Capture d’écran du site du New York Times.

Mercredi 11 janvier 2017 : pour la première fois depuis deux ans, aucun assassinat n’a été commis sur le territoire salvadorien. Les journaux nationaux et internationaux annoncent la nouvelle comme un évènement hors du commun. Il faut dire que les 11 jours précédents, autrement dit les 11 premiers jours de l’année, 99 victimes de meurtre ont été recensées à Salvador.

La nouvelle passe pourtant inaperçue pour une grande partie de la population, soit par manque de couverture médiatique, soit par manque d’intérêt : « je me suis déjà habitué aux meurtres. J’y m’intéresse beaucoup moins ; j’essaye juste de m’éloigner des problèmes », raconte Manuel Tejada, un homme de 60 ans, à AP.

Une nouvelle moins signifiante au niveau local

Dans un contexte journalistique où plusieurs crimes sont traités par jour, l’absence de crimes pendant 24 heures fait évidemment nouvelle. Cependant, l’importance accordée à celle-ci n’est pas la même partout dans le monde.

Tandis que de grands journaux internationaux comme The Guardian, le Washington Post, Le Monde et The New York Times évoquent ce fait comme un évènement d’importance majeure, El Diario de Hoy, le journal le plus lu dans le pays, ne publie qu’une simple brève. D’autres journaux locaux racontent la nouvelle, mais sous forme de commentaire. Ainsi, pendant que l’évènement faisait le tour du monde, ce dernier a été beaucoup moins important au niveau local.

Un traitement particulier du « fait divers »

Crimes, affaires judiciaires, corruption, sécurité et délinquance font l’actualité dans le pays. Ceci a conduit à une politisation du fait divers, où les faits criminels ne se traitent pas comme de simples « faits divers », mais prennent une dimension plus politique.
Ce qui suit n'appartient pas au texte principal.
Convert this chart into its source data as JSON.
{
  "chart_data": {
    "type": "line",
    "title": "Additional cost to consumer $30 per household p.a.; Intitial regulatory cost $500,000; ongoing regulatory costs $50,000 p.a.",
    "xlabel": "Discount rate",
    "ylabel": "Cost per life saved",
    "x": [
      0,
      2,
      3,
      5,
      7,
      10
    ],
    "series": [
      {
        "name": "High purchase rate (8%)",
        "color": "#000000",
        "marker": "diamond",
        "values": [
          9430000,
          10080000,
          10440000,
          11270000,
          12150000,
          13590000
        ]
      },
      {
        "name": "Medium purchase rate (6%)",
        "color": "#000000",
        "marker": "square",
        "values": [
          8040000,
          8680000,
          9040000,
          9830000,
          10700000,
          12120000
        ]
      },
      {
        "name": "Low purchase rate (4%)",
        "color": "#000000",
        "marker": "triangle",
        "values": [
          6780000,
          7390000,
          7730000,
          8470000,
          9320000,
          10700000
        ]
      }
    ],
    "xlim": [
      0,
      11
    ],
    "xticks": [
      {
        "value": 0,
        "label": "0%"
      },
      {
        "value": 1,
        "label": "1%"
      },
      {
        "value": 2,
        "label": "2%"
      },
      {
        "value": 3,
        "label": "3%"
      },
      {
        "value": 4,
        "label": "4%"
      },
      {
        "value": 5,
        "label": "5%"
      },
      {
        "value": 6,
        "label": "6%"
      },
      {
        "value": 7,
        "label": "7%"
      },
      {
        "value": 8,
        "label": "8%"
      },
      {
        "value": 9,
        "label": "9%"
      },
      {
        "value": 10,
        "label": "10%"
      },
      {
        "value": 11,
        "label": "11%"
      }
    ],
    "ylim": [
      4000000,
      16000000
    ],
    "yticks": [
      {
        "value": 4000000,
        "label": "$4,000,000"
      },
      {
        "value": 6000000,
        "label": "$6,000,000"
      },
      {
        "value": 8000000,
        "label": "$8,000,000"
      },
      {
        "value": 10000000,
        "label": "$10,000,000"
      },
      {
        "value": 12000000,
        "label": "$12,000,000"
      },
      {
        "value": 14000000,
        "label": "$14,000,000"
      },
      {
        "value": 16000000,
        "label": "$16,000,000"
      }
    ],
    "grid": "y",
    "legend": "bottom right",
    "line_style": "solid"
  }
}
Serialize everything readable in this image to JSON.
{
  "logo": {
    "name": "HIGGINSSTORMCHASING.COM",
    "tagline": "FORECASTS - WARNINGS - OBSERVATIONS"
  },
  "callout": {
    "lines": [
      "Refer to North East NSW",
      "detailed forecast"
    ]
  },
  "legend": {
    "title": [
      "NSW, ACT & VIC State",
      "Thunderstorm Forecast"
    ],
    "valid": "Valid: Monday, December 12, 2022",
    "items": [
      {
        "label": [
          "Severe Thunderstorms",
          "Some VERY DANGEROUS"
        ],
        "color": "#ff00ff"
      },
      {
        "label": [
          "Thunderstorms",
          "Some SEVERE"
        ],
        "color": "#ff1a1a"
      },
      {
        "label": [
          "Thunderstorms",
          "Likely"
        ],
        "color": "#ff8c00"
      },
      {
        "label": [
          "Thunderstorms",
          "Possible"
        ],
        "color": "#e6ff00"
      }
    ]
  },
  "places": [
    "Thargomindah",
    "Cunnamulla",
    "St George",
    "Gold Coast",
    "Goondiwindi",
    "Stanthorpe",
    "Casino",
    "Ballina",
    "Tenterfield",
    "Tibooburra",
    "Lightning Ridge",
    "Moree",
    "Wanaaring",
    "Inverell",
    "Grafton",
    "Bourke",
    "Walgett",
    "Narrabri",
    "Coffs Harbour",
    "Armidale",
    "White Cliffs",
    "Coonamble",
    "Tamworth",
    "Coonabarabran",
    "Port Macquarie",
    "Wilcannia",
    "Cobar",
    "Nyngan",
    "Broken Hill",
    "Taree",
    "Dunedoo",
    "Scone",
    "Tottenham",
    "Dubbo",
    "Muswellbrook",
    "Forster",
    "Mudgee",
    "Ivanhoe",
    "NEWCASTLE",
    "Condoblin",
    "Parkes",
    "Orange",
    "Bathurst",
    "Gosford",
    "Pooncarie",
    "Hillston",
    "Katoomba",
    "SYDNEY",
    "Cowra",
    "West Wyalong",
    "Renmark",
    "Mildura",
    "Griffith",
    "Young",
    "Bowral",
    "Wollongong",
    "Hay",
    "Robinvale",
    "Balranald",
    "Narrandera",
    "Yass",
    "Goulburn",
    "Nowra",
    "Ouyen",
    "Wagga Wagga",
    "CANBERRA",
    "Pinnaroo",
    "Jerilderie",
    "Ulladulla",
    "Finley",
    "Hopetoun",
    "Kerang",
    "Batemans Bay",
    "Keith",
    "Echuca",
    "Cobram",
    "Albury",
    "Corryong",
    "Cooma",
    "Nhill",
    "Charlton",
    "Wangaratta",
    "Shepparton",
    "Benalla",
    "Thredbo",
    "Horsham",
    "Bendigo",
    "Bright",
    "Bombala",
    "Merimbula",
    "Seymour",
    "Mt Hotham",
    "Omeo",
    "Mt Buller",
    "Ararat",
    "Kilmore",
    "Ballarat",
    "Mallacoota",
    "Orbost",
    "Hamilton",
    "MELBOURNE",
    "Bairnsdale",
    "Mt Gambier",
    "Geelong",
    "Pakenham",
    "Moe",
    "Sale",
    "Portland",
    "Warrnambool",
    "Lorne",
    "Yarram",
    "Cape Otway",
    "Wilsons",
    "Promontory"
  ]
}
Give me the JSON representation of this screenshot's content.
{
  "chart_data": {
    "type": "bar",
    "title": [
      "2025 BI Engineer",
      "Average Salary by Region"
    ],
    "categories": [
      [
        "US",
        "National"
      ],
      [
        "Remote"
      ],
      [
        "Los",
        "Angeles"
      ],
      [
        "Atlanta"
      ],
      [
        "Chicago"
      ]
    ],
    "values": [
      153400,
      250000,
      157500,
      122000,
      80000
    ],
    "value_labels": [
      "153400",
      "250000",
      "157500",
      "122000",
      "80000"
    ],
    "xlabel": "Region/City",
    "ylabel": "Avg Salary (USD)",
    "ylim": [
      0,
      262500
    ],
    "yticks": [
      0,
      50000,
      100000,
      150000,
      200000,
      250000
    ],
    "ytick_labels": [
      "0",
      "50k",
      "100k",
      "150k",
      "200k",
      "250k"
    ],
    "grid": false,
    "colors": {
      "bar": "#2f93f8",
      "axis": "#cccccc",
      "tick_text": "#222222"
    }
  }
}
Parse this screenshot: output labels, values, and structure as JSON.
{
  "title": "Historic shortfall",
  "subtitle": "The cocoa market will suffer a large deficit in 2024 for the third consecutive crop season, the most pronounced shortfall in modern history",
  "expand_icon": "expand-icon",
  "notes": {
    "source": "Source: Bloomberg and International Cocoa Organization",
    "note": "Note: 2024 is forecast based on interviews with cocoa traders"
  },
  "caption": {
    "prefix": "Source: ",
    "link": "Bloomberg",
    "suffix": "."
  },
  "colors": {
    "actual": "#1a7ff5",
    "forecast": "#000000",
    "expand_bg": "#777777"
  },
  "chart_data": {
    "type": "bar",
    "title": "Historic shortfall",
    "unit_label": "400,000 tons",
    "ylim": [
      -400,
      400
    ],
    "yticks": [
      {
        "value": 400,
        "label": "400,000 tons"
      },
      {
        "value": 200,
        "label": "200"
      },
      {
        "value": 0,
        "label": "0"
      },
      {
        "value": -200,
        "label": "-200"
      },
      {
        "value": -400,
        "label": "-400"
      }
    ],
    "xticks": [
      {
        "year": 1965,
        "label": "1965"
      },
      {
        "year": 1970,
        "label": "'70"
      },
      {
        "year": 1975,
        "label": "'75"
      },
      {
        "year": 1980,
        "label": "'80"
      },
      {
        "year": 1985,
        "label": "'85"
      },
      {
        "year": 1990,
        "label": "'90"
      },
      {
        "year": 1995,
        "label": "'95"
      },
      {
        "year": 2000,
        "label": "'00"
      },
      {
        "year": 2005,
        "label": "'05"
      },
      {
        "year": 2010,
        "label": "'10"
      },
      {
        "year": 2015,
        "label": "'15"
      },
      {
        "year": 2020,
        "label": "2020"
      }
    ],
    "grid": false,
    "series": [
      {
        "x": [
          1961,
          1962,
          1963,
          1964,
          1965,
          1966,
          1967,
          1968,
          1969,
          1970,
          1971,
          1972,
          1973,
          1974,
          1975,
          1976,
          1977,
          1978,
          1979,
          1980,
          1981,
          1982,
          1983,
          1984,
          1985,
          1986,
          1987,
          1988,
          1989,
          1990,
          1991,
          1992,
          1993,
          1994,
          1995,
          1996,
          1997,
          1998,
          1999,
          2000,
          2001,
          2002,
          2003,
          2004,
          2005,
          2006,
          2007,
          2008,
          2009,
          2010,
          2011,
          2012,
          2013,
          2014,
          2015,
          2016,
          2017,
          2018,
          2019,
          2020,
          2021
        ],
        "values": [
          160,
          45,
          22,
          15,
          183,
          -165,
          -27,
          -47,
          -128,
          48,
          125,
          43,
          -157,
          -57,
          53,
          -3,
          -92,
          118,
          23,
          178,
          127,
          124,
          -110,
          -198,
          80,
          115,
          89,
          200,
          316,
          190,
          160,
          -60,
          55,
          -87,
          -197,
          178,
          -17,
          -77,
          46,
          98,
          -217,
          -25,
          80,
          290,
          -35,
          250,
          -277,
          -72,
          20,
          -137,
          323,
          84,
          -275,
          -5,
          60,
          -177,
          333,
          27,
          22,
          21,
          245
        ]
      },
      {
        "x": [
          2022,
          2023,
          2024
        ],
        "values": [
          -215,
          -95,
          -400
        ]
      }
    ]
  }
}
Affirmer que la sécurité s’améliore dans le pays, avec un taux d’homicide en baisse, c’est affirmer que le gouvernement est en train de faire un bon travail. En revanche, se concentrer sur l’insécurité et l’inefficacité de l’État pour lutter contre les groupes de gangs armés connus comme les Maras, c’est affirmer le contraire. Il arrive que les deux journaux plus importants du pays, qui contrôlent plus ou moins le flux de l’information, possèdent une ligne éditoriale traditionnelle de droite, alors que le gouvernement est socialiste.

Il existe donc une sélection de l’information, ainsi qu’une hiérarchisation des faits qui n’est pas la même à l’échelle internationale. Les journaux internationaux considèrent qu’il est important de souligner ce « progrès », tandis que d’autres dans le pays préfèrent en parler peu ou très peu. Dans un contexte ou les « mauvaises nouvelles » sont si courantes, les journaux essayent d’équilibrer l’information avec des soft news, dont la place augmente considérablement.